The debt rating agency Standard and Poor’s (S&P) has placed their rating of the US on negative outlook. What this means is that they are giving advance warning that they may downgrade their rating of the US from its current AAA level (the highest possible rating). Their actions were motivated by concern about “very large budget deficits and rising government indebtedness”.
To me this shows that S&P do not have a good enough understanding of macroeconomics to be in the business of providing sovereign ratings. How can I doubt such an experienced and reputable organisation as S&P? Well, keep in mind that this is the same agency which maintained investment grade ratings for the likes of Bear Stearns, Lehman Brothers and AIG right up to the point where these firms were on the brink of collapse (while it was only Lehman that actually failed, that was only because the other two were bailed out). Likewise, it is the same agency which assigned investment grade ratings to sub-prime CDOs and other structured securities many of which only ended up returning cents in the dollar to investors during the global financial crisis.
Of course many commentators are very nervous about the growth in US government debt (notably, the bond market seems far more sanguine) and typically assert, with little justification, that growing government debt will lead inevitably to one or more of:
- a failure of the government to be able to meet its debt obligations,
- rising inflation as the government seeks to deflate away its debt (and interest rates will rise in anticipation of this future inflation), and
- a collapse of the currency as the government seeks to devalue its way out of the problem.
Before considering how likely these consequences really are, it is important to emphasise that while there is a widespread tendency to label all of these as a form of “default” by the government it is only the first of the three, a failure of the government to make its payment obligations, that the S&P rating reflects.
In fact, I do not consider any of the three consequences above to be inevitable. The quick and easy counter is to point to Japan. As its government debt swelled to 100% of gross domestic product (GDP) and beyond, it never missed a payment, would have loved to generate a bit of inflation but consistently failed year after year and, while its currency has its ups and downs, the Yen remains one of the world’s solid currencies. While I certainly do not think that the US should aspire to repeat Japan’s experience over the last couple of decades (I would hope for a better recovery for them), this point should at least dent the simplistic assumption that default, inflation or currency collapse follow rising government debt as night follows day.
Since it is only a true default that is relevant for the S&P rating, it is worth considering more specifically how likely it is that the US government will be unable to honour its debt obligations. Regular readers of the blog will know that I regularly make the point at the heart of the “modern monetary theory” school of macroeconomics, namely that in a country where the government is the monopoly issuer of a free-floating currency, the government cannot run out of money. If your reaction to that is “of course they can print money, but that would be inflationary!”, ask yourself why that did not happen in Japan and then remind yourself that even if it did happen, it is not relevant to the S&P rating.

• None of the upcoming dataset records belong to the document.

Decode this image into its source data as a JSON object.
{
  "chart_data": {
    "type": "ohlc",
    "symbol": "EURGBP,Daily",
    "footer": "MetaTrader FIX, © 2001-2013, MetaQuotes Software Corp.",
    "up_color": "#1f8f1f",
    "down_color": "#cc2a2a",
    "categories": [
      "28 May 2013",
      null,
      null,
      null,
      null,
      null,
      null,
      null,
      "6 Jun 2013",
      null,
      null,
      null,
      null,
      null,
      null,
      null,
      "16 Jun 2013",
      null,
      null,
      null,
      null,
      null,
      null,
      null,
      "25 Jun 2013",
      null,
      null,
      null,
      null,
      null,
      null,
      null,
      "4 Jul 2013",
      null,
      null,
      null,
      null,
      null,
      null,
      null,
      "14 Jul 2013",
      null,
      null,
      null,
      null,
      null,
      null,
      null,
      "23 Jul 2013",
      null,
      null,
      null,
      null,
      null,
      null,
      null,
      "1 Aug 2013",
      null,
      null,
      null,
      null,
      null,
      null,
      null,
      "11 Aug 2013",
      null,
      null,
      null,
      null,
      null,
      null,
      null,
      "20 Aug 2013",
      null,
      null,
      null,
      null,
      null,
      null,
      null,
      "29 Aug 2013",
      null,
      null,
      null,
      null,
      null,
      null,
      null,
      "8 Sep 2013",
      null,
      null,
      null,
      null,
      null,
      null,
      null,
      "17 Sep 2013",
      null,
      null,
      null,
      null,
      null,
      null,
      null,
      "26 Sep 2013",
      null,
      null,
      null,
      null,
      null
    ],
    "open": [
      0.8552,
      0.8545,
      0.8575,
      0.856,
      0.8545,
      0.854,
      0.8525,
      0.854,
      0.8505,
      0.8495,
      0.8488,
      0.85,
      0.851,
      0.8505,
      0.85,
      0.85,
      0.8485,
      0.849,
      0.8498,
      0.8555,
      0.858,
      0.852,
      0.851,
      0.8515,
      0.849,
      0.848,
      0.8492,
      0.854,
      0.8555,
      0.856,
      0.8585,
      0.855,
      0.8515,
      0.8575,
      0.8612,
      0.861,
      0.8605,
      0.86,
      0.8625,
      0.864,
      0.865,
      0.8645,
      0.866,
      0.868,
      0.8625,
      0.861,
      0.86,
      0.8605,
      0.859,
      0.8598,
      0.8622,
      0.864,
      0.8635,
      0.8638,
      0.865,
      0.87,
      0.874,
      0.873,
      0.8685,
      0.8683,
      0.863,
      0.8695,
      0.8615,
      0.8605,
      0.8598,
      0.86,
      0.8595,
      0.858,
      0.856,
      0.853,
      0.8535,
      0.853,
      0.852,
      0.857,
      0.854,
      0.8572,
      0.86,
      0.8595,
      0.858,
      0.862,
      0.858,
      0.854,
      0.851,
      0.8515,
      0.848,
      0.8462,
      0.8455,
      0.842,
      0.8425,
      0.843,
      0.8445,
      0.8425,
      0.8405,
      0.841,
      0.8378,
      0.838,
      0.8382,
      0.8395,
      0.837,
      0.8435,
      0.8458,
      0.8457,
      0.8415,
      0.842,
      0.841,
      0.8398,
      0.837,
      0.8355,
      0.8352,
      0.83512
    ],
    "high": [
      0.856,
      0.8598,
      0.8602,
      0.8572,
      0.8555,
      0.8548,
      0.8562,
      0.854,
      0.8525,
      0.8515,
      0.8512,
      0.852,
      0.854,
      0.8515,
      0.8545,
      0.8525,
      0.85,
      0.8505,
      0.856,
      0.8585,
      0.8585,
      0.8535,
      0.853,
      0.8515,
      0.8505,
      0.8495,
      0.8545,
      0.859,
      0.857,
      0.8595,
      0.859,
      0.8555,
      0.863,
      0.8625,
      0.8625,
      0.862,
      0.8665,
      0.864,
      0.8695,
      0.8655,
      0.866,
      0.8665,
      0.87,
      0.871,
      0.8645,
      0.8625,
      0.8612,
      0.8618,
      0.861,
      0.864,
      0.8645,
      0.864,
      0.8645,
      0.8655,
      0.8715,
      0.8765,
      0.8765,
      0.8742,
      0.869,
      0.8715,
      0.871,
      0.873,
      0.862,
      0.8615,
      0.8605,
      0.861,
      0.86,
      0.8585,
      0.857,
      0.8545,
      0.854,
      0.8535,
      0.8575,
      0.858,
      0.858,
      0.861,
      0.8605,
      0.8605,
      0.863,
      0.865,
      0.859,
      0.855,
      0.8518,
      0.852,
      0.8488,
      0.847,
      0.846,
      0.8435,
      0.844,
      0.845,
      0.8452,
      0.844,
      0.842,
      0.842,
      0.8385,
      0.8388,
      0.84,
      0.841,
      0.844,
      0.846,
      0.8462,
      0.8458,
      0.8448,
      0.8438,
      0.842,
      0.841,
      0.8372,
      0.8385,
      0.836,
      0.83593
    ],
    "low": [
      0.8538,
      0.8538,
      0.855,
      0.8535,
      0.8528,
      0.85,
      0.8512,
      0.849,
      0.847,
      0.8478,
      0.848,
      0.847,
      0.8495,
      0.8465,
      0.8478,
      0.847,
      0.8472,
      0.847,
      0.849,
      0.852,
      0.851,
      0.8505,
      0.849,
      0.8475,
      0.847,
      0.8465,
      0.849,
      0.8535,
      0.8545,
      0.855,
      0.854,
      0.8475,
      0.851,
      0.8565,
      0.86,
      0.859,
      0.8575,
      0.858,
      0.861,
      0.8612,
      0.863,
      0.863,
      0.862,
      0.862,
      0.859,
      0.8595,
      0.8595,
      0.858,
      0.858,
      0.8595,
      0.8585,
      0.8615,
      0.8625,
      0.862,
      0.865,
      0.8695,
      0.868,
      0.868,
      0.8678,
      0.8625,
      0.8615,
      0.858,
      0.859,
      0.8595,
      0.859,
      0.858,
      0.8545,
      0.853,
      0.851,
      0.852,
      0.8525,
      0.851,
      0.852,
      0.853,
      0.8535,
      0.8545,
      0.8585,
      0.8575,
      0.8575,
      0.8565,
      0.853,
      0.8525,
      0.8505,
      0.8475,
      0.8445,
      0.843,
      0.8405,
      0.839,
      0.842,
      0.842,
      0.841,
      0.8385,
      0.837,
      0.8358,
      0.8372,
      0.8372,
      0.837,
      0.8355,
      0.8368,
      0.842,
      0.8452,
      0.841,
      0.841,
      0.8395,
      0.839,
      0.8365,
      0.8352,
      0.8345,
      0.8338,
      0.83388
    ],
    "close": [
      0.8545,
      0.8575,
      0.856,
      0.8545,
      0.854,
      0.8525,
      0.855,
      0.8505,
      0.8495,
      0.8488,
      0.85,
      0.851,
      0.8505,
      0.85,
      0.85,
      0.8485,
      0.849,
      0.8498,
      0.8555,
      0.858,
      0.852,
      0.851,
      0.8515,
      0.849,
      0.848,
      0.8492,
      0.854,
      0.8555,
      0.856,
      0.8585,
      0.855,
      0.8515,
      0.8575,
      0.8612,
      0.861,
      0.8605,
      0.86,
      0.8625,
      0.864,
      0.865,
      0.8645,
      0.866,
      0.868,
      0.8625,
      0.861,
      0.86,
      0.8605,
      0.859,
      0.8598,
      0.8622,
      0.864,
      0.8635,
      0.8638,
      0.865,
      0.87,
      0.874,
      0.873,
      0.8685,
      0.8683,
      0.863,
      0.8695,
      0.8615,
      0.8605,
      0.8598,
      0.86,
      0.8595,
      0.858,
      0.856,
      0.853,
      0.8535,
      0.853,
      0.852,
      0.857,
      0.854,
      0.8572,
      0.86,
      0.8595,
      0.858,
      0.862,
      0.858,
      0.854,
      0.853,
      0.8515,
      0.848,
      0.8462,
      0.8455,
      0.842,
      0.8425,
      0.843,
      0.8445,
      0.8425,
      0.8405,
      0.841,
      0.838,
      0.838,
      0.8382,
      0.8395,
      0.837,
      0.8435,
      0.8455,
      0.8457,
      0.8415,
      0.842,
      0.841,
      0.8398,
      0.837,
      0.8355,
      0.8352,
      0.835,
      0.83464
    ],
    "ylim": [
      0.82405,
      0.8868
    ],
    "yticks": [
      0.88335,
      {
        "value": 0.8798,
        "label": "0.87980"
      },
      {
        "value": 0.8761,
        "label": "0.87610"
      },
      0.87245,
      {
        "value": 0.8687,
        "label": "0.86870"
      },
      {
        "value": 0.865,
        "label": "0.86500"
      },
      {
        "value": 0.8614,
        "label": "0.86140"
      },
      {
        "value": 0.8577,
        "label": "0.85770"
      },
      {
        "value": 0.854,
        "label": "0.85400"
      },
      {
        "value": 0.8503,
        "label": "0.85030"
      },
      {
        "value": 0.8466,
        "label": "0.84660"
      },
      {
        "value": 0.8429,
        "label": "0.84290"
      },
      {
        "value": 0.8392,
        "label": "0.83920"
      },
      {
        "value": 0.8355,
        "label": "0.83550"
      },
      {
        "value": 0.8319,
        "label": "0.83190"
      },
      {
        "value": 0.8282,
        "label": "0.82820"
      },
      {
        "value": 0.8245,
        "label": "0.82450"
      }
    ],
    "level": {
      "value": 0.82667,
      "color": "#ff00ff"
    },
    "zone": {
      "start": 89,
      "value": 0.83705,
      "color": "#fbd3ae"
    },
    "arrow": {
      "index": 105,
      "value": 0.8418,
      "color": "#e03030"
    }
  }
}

There is one important caveat to this monopoly issuer of the currency argument. While it certainly establishes that the US government will never be forced to default on its debt, it is still possible that it could choose to default. This choice could come about in a dysfunctional kind of way since the US imposes various constraints on itself, in particularly a congress legislated ceiling on the level of debt the government may issue. So it is possible that a failure of congress to agree to loosen these self-imposed constraints could end up engineering a default. Now that is a more subtle scenario than the one that S&P is worried about, but since it is possible, it is worth considering how serious debt-servicing is becoming for the US government. To make a comparison over time meaningful, I will take the usual approach of looking at the numbers as a proportion of GDP. Taking the lead from a recent Business Insider piece*, the chart below shows US government interest payments as a share of GDP rather than the outright size of the debt. This has the advantage of taking interest rates into account as well: even if your debt is large, it is easier to meet your payment obligations if interest rates are low than if they are high.
US federal government interest payments as a share of GDP
So the interest servicing position of the US government has actually improved of late and is certainly much better than it was in the 1980s and 1990s. So why is S&P reacting now? I would say it is because timing is not their strong suit (and they do not really understand what they are doing). Ahh, you say, but what happens when interest rates start going up? Since the US Federal Reserve controls short-term interest rates and of late, through its Quantitative Easing programs, has been playing around with longer-term interest rates as well, the US government is in a somewhat better position than a typical home-borrower, and interest rates will only start to rise once economic activity picks up again. Then the magic of automatic stabilisers come into play: tax receipts will rise as companies make more profit and more people are back at work, and unemployment benefits and other government expenditure will drop and the growth of government debt will slow or reverse.
So, there is no need for panic. Once again, the rating agencies are showing that we should not be paying too much attention to them. After all, as they all repeatedly said in hearings in the wake of the financial crisis, their ratings are just “opinions” and not always very useful ones at that.
Data Source: Federal Reserve of St Louis (“FRED” database).
* As Bill Mitchell, @ramanan and others have noted the Business Insider chart, while looking much the same as my chart, has the scale of the vertical axis out by a factor 10.